One of those was the Austrian ambassador to the UAE, Dr Gerald Kriechbaum, and his daughter Genoveva, who had just acquired an early digital camera.

The scale and beauty of the mosque made an immediate impact on the young student, and over the next four years she made visit after visit to the construction site, recording its completion in more than 4,000 images.

"It was literally desert then," she recalls. "There was no Shangri-La, no Fairmont, not even really any trees."

While her trips were strictly speaking unauthorised, no one really seemed to mind. "Somehow I always seemed to find my way in," Kriechbaum says.

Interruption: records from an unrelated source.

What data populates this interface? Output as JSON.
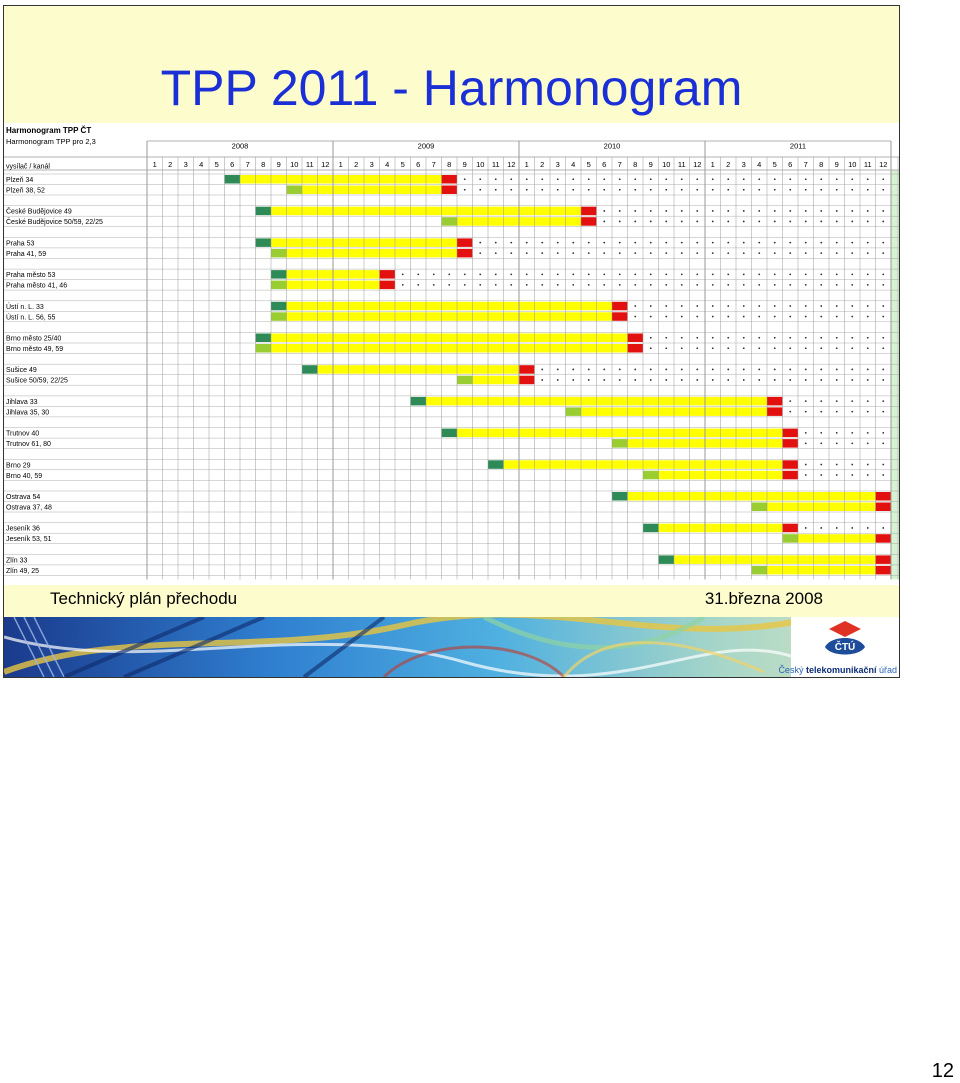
{
  "slide": {
    "title": "TPP 2011 - Harmonogram",
    "footer_left": "Technický plán přechodu",
    "footer_right": "31.března 2008",
    "page_number": "12",
    "logo_abbr": "ČTÚ",
    "logo_text_pre": "Český ",
    "logo_text_bold": "telekomunikační",
    "logo_text_post": " úřad"
  },
  "sheet": {
    "heading1": "Harmonogram TPP ČT",
    "heading2": "Harmonogram TPP pro 2,3",
    "col_header": "vysílač / kanál",
    "years": [
      "2008",
      "2009",
      "2010",
      "2011"
    ],
    "months": [
      "1",
      "2",
      "3",
      "4",
      "5",
      "6",
      "7",
      "8",
      "9",
      "10",
      "11",
      "12"
    ],
    "groups": [
      {
        "rows": [
          {
            "label": "Plzeň    34",
            "start": 5,
            "end": 19,
            "type": "primary"
          },
          {
            "label": "Plzeň    38, 52",
            "start": 9,
            "end": 19,
            "type": "secondary"
          }
        ]
      },
      {
        "rows": [
          {
            "label": "České Budějovice    49",
            "start": 7,
            "end": 28,
            "type": "primary"
          },
          {
            "label": "České Budějovice    50/59, 22/25",
            "start": 19,
            "end": 28,
            "type": "secondary"
          }
        ]
      },
      {
        "rows": [
          {
            "label": "Praha    53",
            "start": 7,
            "end": 20,
            "type": "primary"
          },
          {
            "label": "Praha    41, 59",
            "start": 8,
            "end": 20,
            "type": "secondary"
          }
        ]
      },
      {
        "rows": [
          {
            "label": "Praha město    53",
            "start": 8,
            "end": 15,
            "type": "primary"
          },
          {
            "label": "Praha město    41, 46",
            "start": 8,
            "end": 15,
            "type": "secondary"
          }
        ]
      },
      {
        "rows": [
          {
            "label": "Ústí n. L.  33",
            "start": 8,
            "end": 30,
            "type": "primary"
          },
          {
            "label": "Ústí n. L.  56, 55",
            "start": 8,
            "end": 30,
            "type": "secondary"
          }
        ]
      },
      {
        "rows": [
          {
            "label": "Brno město 25/40",
            "start": 7,
            "end": 31,
            "type": "primary"
          },
          {
            "label": "Brno město 49, 59",
            "start": 7,
            "end": 31,
            "type": "secondary"
          }
        ]
      },
      {
        "rows": [
          {
            "label": "Sušice    49",
            "start": 10,
            "end": 24,
            "type": "primary"
          },
          {
            "label": "Sušice    50/59, 22/25",
            "start": 20,
            "end": 24,
            "type": "secondary"
          }
        ]
      },
      {
        "rows": [
          {
            "label": "Jihlava    33",
            "start": 17,
            "end": 40,
            "type": "primary"
          },
          {
            "label": "Jihlava    35, 30",
            "start": 27,
            "end": 40,
            "type": "secondary"
          }
        ]
      },
      {
        "rows": [
          {
            "label": "Trutnov    40",
            "start": 19,
            "end": 41,
            "type": "primary"
          },
          {
            "label": "Trutnov    61, 80",
            "start": 30,
            "end": 41,
            "type": "secondary"
          }
        ]
      },
      {
        "rows": [
          {
            "label": "Brno    29",
            "start": 22,
            "end": 41,
            "type": "primary"
          },
          {
            "label": "Brno    40, 59",
            "start": 32,
            "end": 41,
            "type": "secondary"
          }
        ]
      },
      {
        "rows": [
          {
            "label": "Ostrava    54",
            "start": 30,
            "end": 47,
            "type": "primary"
          },
          {
            "label": "Ostrava    37, 48",
            "start": 39,
            "end": 47,
            "type": "secondary"
          }
        ]
      },
      {
        "rows": [
          {
            "label": "Jeseník    36",
            "start": 32,
            "end": 41,
            "type": "primary"
          },
          {
            "label": "Jeseník    53, 51",
            "start": 41,
            "end": 47,
            "type": "secondary"
          }
        ]
      },
      {
        "rows": [
          {
            "label": "Zlín    33",
            "start": 33,
            "end": 47,
            "type": "primary"
          },
          {
            "label": "Zlín    49, 25",
            "start": 39,
            "end": 47,
            "type": "secondary"
          }
        ]
      }
    ]
  },
  "colors": {
    "primary_start": "#2e8b57",
    "secondary_start": "#9acd32",
    "bar": "#ffff00",
    "switch_off": "#e31010",
    "last_column": "#d6f2d2",
    "grid": "#9a9a9a",
    "title": "#1a2fd6"
  }
}
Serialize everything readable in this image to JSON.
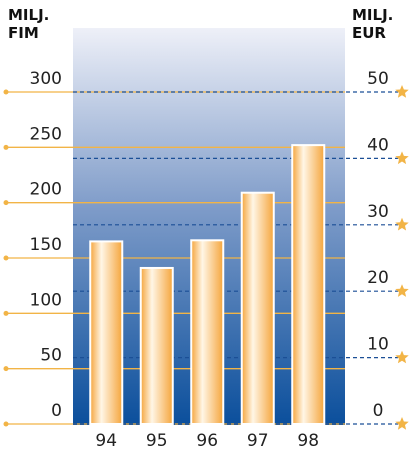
{
  "chart_data": {
    "type": "bar",
    "ylabel": [
      "MILJ.",
      "FIM"
    ],
    "y2label": [
      "MILJ.",
      "EUR"
    ],
    "categories": [
      "94",
      "95",
      "96",
      "97",
      "98"
    ],
    "series": [
      {
        "color": "#f5a53c",
        "values": [
          165,
          141,
          166,
          209,
          252
        ]
      }
    ],
    "ylim": [
      0,
      300
    ],
    "yticks": [
      0,
      50,
      100,
      150,
      200,
      250,
      300
    ],
    "y2lim": [
      0,
      50
    ],
    "y2ticks": [
      0,
      10,
      20,
      30,
      40,
      50
    ],
    "grid_color": "#f2b446",
    "grid2_color": "#1b4f96"
  }
}
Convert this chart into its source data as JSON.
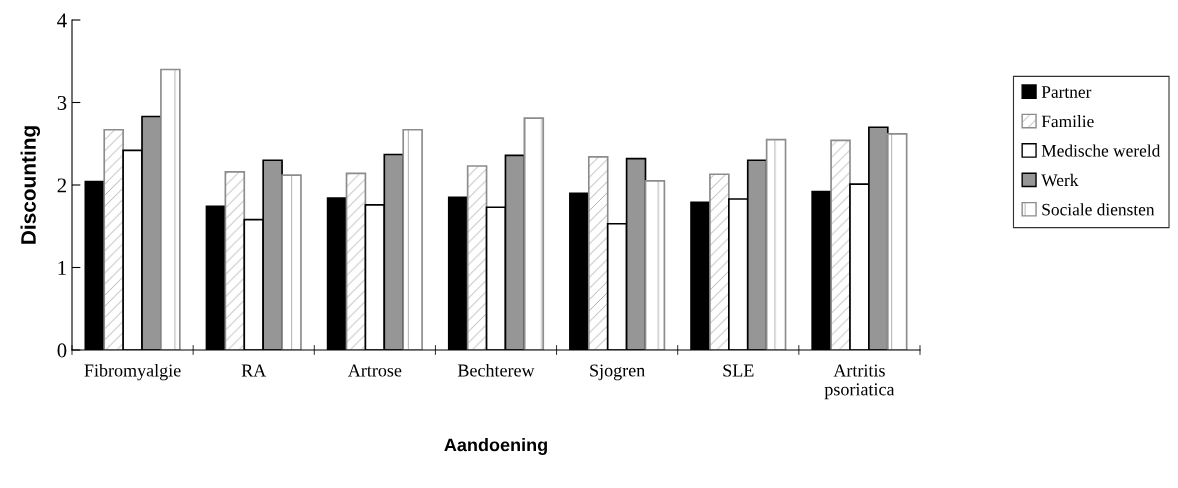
{
  "chart_data": {
    "type": "bar",
    "xlabel": "Aandoening",
    "ylabel": "Discounting",
    "categories": [
      "Fibromyalgie",
      "RA",
      "Artrose",
      "Bechterew",
      "Sjogren",
      "SLE",
      "Artritis\npsoriatica"
    ],
    "series": [
      {
        "name": "Partner",
        "color": "#000000",
        "values": [
          2.04,
          1.74,
          1.84,
          1.85,
          1.9,
          1.79,
          1.92
        ]
      },
      {
        "name": "Familie",
        "color": "#8c8c8c",
        "values": [
          2.67,
          2.16,
          2.14,
          2.23,
          2.34,
          2.13,
          2.54
        ]
      },
      {
        "name": "Medische wereld",
        "color": "#ffffff",
        "values": [
          2.42,
          1.58,
          1.76,
          1.73,
          1.53,
          1.83,
          2.01
        ]
      },
      {
        "name": "Werk",
        "color": "#969696",
        "values": [
          2.83,
          2.3,
          2.37,
          2.36,
          2.32,
          2.3,
          2.7
        ]
      },
      {
        "name": "Sociale diensten",
        "color": "#8c8c8c",
        "values": [
          3.4,
          2.12,
          2.67,
          2.81,
          2.05,
          2.55,
          2.62
        ]
      }
    ],
    "ylim": [
      0,
      4
    ],
    "yticks": [
      0,
      1,
      2,
      3,
      4
    ],
    "grid": false,
    "legend": "right"
  }
}
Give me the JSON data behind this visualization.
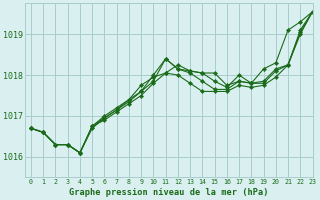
{
  "title": "Graphe pression niveau de la mer (hPa)",
  "bg_color": "#daf0f0",
  "grid_color": "#a8cccc",
  "line_color": "#1a6b1a",
  "marker_color": "#1a6b1a",
  "xlim": [
    -0.5,
    23
  ],
  "ylim": [
    1015.5,
    1019.75
  ],
  "yticks": [
    1016,
    1017,
    1018,
    1019
  ],
  "xticks": [
    0,
    1,
    2,
    3,
    4,
    5,
    6,
    7,
    8,
    9,
    10,
    11,
    12,
    13,
    14,
    15,
    16,
    17,
    18,
    19,
    20,
    21,
    22,
    23
  ],
  "series": [
    [
      1016.7,
      1016.6,
      1016.3,
      1016.3,
      1016.1,
      1016.7,
      1016.95,
      1017.15,
      1017.4,
      1017.75,
      1017.95,
      1018.05,
      1018.25,
      1018.1,
      1018.05,
      1018.05,
      1017.75,
      1017.85,
      1017.8,
      1018.15,
      1018.3,
      1019.1,
      1019.3,
      1019.55
    ],
    [
      1016.7,
      1016.6,
      1016.3,
      1016.3,
      1016.1,
      1016.75,
      1017.0,
      1017.2,
      1017.4,
      1017.6,
      1018.0,
      1018.4,
      1018.15,
      1018.1,
      1018.05,
      1017.85,
      1017.7,
      1018.0,
      1017.8,
      1017.85,
      1018.15,
      1018.25,
      1019.1,
      1019.55
    ],
    [
      1016.7,
      1016.6,
      1016.3,
      1016.3,
      1016.1,
      1016.75,
      1016.95,
      1017.15,
      1017.35,
      1017.6,
      1017.85,
      1018.4,
      1018.15,
      1018.05,
      1017.85,
      1017.65,
      1017.65,
      1017.85,
      1017.8,
      1017.8,
      1018.1,
      1018.25,
      1019.05,
      1019.55
    ],
    [
      1016.7,
      1016.6,
      1016.3,
      1016.3,
      1016.1,
      1016.75,
      1016.9,
      1017.1,
      1017.3,
      1017.5,
      1017.8,
      1018.05,
      1018.0,
      1017.8,
      1017.6,
      1017.6,
      1017.6,
      1017.75,
      1017.7,
      1017.75,
      1017.95,
      1018.25,
      1019.0,
      1019.55
    ]
  ]
}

This photograph shows the concrete interior of the main prayer hall before the marble cladding was put up. She disputes that the colour is grey. "Sometimes it was pink or yellow or blue. It depended on the light."

The only time she paused her shutter was when workers gathered for the first Ramadan prayers in 2007: "I put my camera away. It didn't feel right."

Weeks later, the mosque was officially opened and, as a steady stream of visitors made it the most photographed attraction in Abu Dhabi, it was time to put her camera away for good.

A selection of the images she took can now be seen in a new exhibition at the Fairmont Bab Al Bahr, which faces the mosque from the other side of The Grand Mosque - Spirit in the Making is open every day and continues until March 12. Admission is free.